The best option, especially for unattended scripts, is to set the -e shell option:
#!/bin/sh -e
or
set -e
This will cause the shell to stop executing if any (untested) command exits with a nonzero error code.
-e Exit immediately if a simple command (see SHELL GRAMMAR
above) exits with a non-zero status. The shell does not
exit if the command that fails is part of an until or
while loop, part of an if statement, part of a && or ||
list, or if the command's return value is being inverted
via !. A trap on ERR, if set, is executed before the
shell exits.
The exit code of a previous process happens to be in $? variable right after its execution.

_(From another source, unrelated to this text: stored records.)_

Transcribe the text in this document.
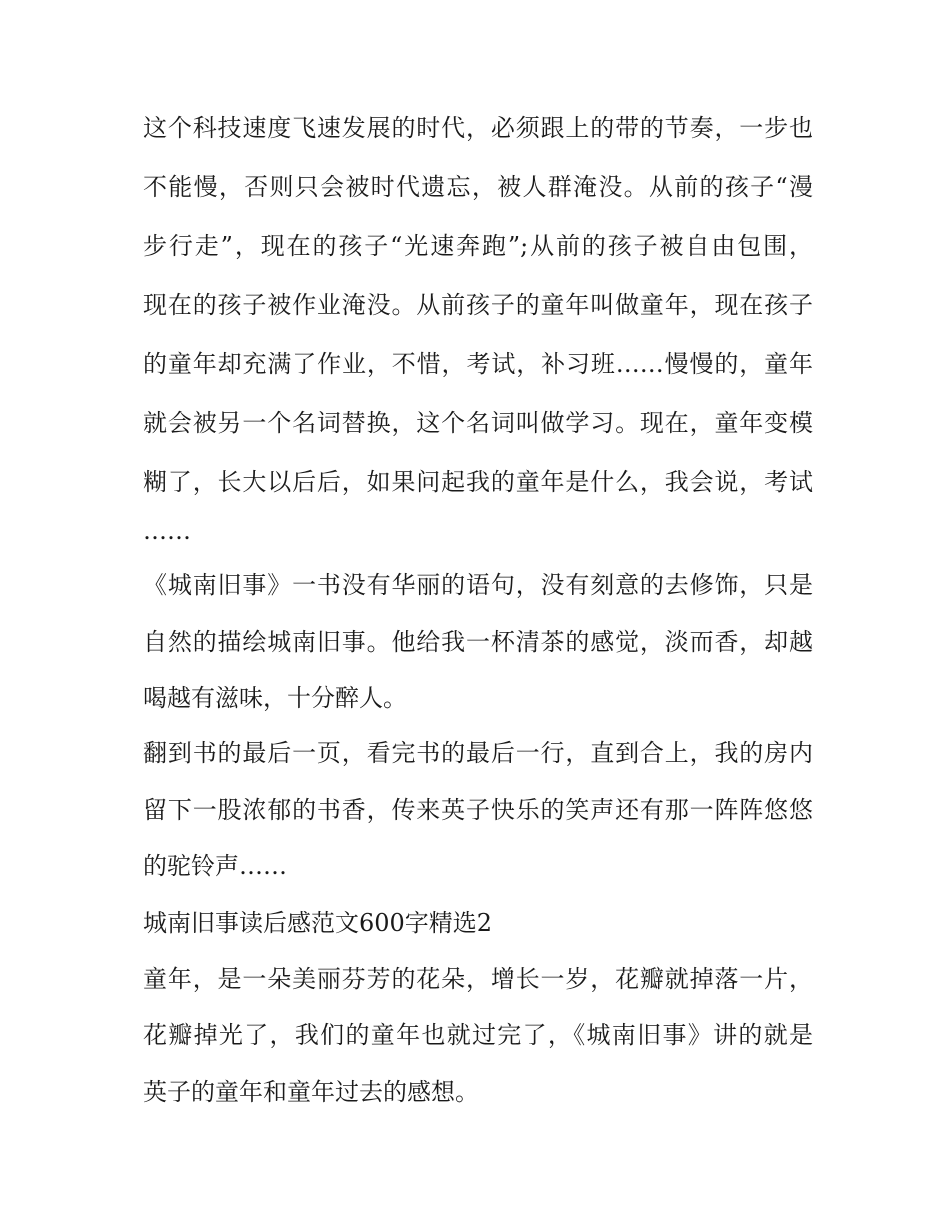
这个科技速度飞速发展的时代，必须跟上的带的节奏，一步也
不能慢，否则只会被时代遗忘，被人群淹没。从前的孩子“漫
步行走”，现在的孩子“光速奔跑”;从前的孩子被自由包围，
现在的孩子被作业淹没。从前孩子的童年叫做童年，现在孩子
的童年却充满了作业，不惜，考试，补习班……慢慢的，童年
就会被另一个名词替换，这个名词叫做学习。现在，童年变模
糊了，长大以后后，如果问起我的童年是什么，我会说，考试
……
《城南旧事》一书没有华丽的语句，没有刻意的去修饰，只是
自然的描绘城南旧事。他给我一杯清茶的感觉，淡而香，却越
喝越有滋味，十分醉人。
翻到书的最后一页，看完书的最后一行，直到合上，我的房内
留下一股浓郁的书香，传来英子快乐的笑声还有那一阵阵悠悠
的驼铃声……
城南旧事读后感范文600字精选2
童年，是一朵美丽芬芳的花朵，增长一岁，花瓣就掉落一片，
花瓣掉光了，我们的童年也就过完了，《城南旧事》讲的就是
英子的童年和童年过去的感想。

Usually (that's not required, but it's the convention everyone follows) the exit code of a successful command will be equal to 0, and any other value means an error.
Remember of the caveats! One of them is that after these commands:
svn log --revision "HEAD" /var/www/code/ | head -2 | tail -1 | awk '{print $1}'
echo "$?"
the zero result would most likely be returned, because in the $? the return code of awk is contained. To avoid it, set the pipefail option somewhere above the code:
set -o pipefail 1
The return value of the last-run command is stored in the variable $?. You can use that to determine which command to run next. Overview of special variables.
i think $? contains the last exit code
if [[ -z $? ]]
then
# notify me
ssh example.com 'php /path/tasks/build.php'
fi
I would suggest you can use the exit non zero at the points where the failure is expected and before processing step further you will check
if [ $? -neq 0 ]
then there is a failure.
The $? will always return a non zero number if the last process does not executed successfully.